In Eq. $\left( 3.8\right)$ from page 141 of the book "Quantum Many-particle Systems" by J.W. Negele and H. Orland, there is an unfortunate error, namely

$$\begin{eqnarray*} &&\lim_{T_{0}\rightarrow \infty }\frac{\left( -i\right) ^{n}\zeta ^{P}}{% \left\vert \left\langle \Phi _{0}|\Psi _{0}\right\rangle \right\vert ^{2}e^{-iE_{0}T_{0}}}\sum_{l,m}\left\langle \Phi _{0}|\Psi _{l}\right\rangle \left\langle \Psi _{l}\right\vert e^{-i\left( \frac{1}{2}T_{0}-t_{P\left( 1\right) }\right) H}\widetilde{a}_{\alpha _{P\left( 1\right) }}e^{-i\left( t_{P\left( 1\right) }-t_{P\left( 2\right) }\right) H}\widetilde{a}_{\alpha _{P\left( 2\right) }} \\ &&\times \ldots \widetilde{a}_{\alpha _{P\left( 2n\right) }}e^{-i\left( t_{P\left( 2n\right) }-\frac{1}{2}T_{0}\right) H}\left\vert \Psi _{m}\right\rangle \left\langle \Psi _{m}|\Phi _{0}\right\rangle \end{eqnarray*}$$
is equal to
$$\begin{eqnarray*} &&\lim_{T_{0}\rightarrow \infty }\frac{\left( -i\right) ^{n}\zeta ^{P}}{% \left\vert \left\langle \Phi _{0}|\Psi _{0}\right\rangle \right\vert ^{2}e^{-iE_{0}T_{0}}}\sum_{l,m}\left\langle \Phi _{0}|\Psi _{l}\right\rangle \left\langle \Psi _{m}|\Phi _{0}\right\rangle  \\ &&\times e^{-iT_{0}\frac{\left( E_{l}-E_{m}\right) }{2}}\left\langle \Psi _{l}\right\vert \prod\limits_{i=1}^{2n}\widetilde{a}_{\alpha _{P\left( i\right) }}^{\left( H\right) }\left( t_{P\left( i\right) }\right) \left\vert \Psi _{m}\right\rangle \end{eqnarray*}$$
and not to
$$\begin{eqnarray*} &&\lim_{T_{0}\rightarrow \infty }\frac{\left( -i\right) ^{n}\zeta ^{P}}{% \left\vert \left\langle \Phi _{0}|\Psi _{0}\right\rangle \right\vert ^{2}e^{-iE_{0}T_{0}}}\sum_{l,m}\left\langle \Phi _{0}|\Psi _{l}\right\rangle \left\langle \Psi _{m}|\Phi _{0}\right\rangle  \\ &&\times e^{-iT_{0}\frac{\left( E_{l}+E_{m}\right) }{2}}\left\langle \Psi _{l}\right\vert \prod\limits_{i=1}^{2n}\widetilde{a}_{\alpha _{P\left( i\right) }}^{\left( H\right) }\left( t_{P\left( i\right) }\right) \left\vert \Psi _{m}\right\rangle \end{eqnarray*}$$

One can see that $E_{l}$ and $E_{m}$ enter the formula correctly as $\left( E_{l}-E_{m}\right)$ and not as $\left( E_{l}+E_{m}\right)$.
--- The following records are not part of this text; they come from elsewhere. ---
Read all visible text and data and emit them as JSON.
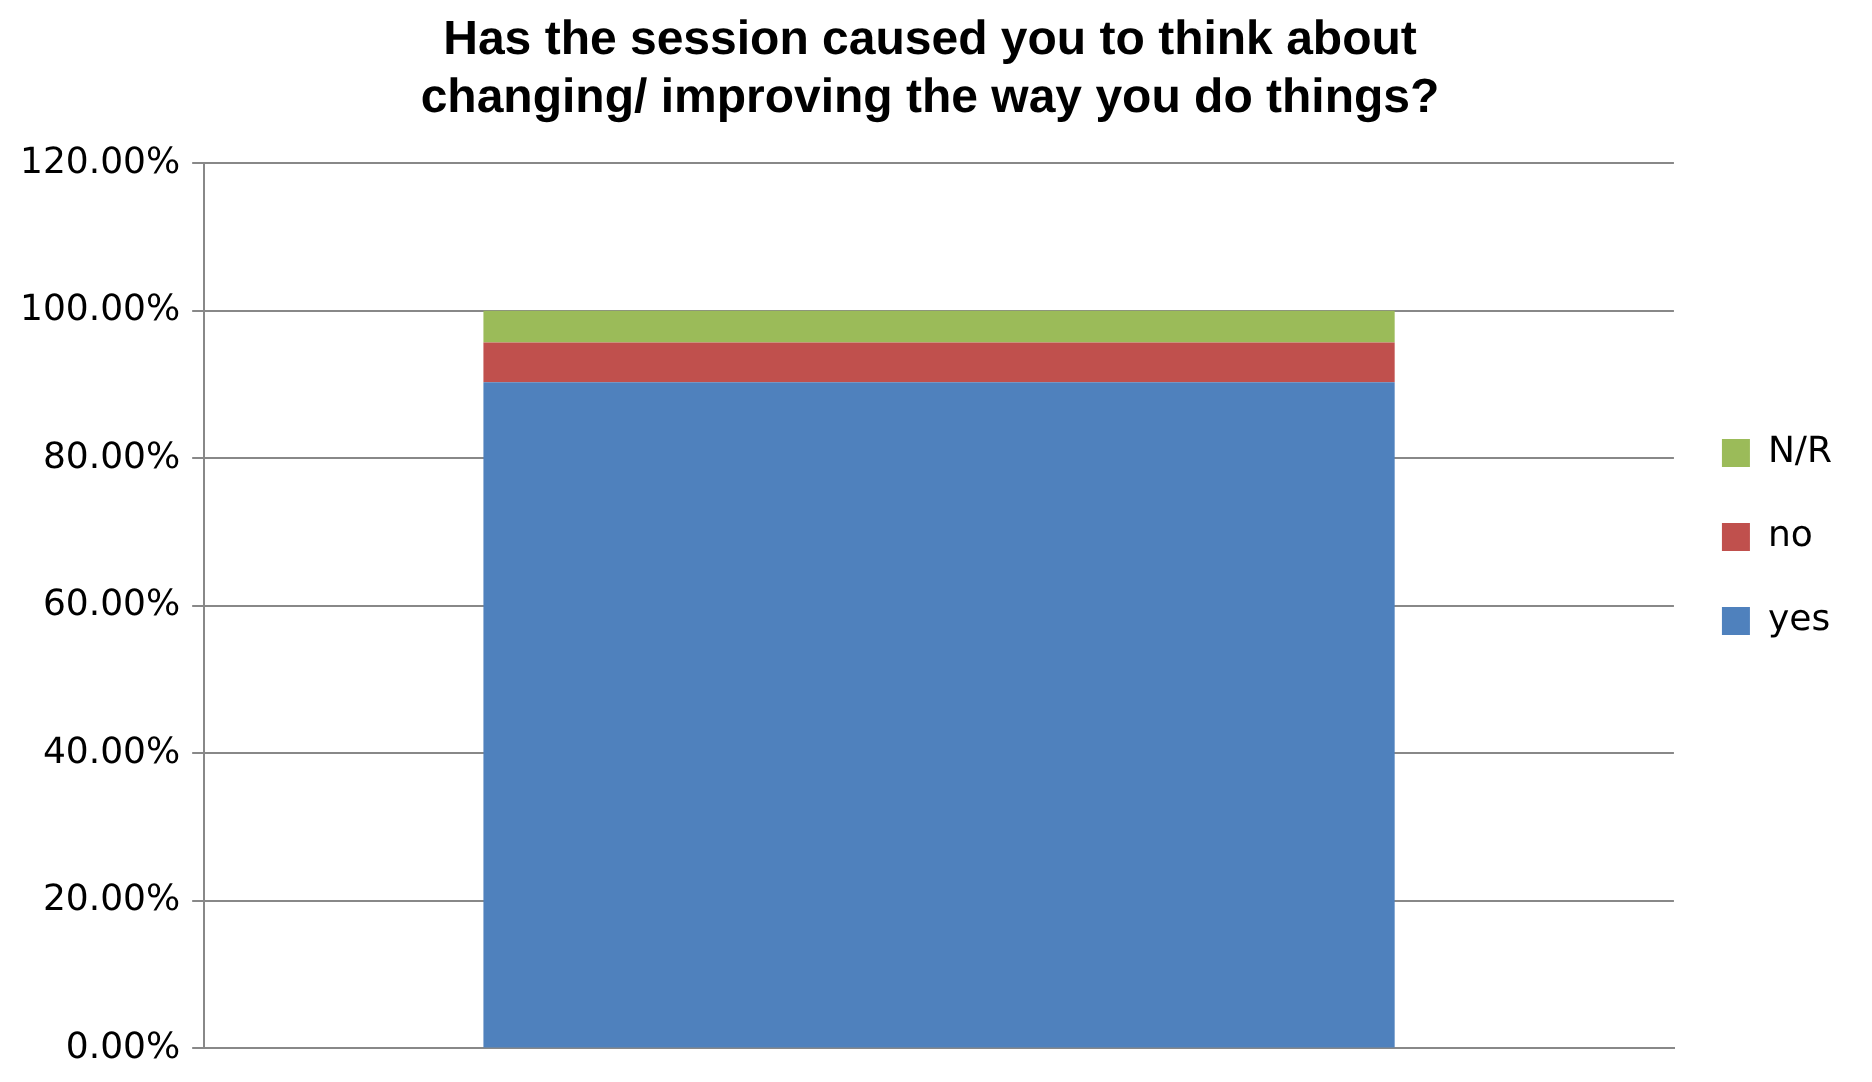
{
  "chart_data": {
    "type": "bar",
    "title": "Has the session caused you to think about changing/ improving the way you do things?",
    "categories": [
      null
    ],
    "stacked": true,
    "series": [
      {
        "name": "yes",
        "color": "#4f81bd",
        "values": [
          90.3
        ]
      },
      {
        "name": "no",
        "color": "#c0504d",
        "values": [
          5.4
        ]
      },
      {
        "name": "N/R",
        "color": "#9bbb59",
        "values": [
          4.3
        ]
      }
    ],
    "ylim": [
      0,
      120
    ],
    "yticks": [
      {
        "value": 0,
        "label": "0.00%"
      },
      {
        "value": 20,
        "label": "20.00%"
      },
      {
        "value": 40,
        "label": "40.00%"
      },
      {
        "value": 60,
        "label": "60.00%"
      },
      {
        "value": 80,
        "label": "80.00%"
      },
      {
        "value": 100,
        "label": "100.00%"
      },
      {
        "value": 120,
        "label": "120.00%"
      }
    ],
    "grid": "y",
    "legend": "right"
  }
}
However, if one uses the correct formula, then one cannot obtain as a final result the interacting Green function

$$\begin{eqnarray*} &&\left( -i\right) ^{n}\left\langle \Psi _{0}\right\vert \mathbf{T}\left[ a_{\alpha _{1}}^{\left( H\right) }\left( t_{1}\right) \cdots a_{\alpha _{n}}^{\left( H\right) }\left( t_{n}\right) a_{\alpha _{n+1}}^{\left( H\right) \dagger }\left( t_{n+1}\right) \cdots a_{\alpha _{2n}}^{\left( H\right) \dagger }\left( t_{2n}\right) \right] \left\vert \Psi _{0}\right\rangle  \\ &=&G_{n}\left( \alpha _{1}t_{1},\ldots ,\alpha _{n}t_{n}|\alpha _{2n}t_{2n},\ldots ,\alpha _{n+1}t_{n+1}\right) \end{eqnarray*}$$

How can one then obtain the interacting Green function for zero temperature as a path integral with respect to the free ground state?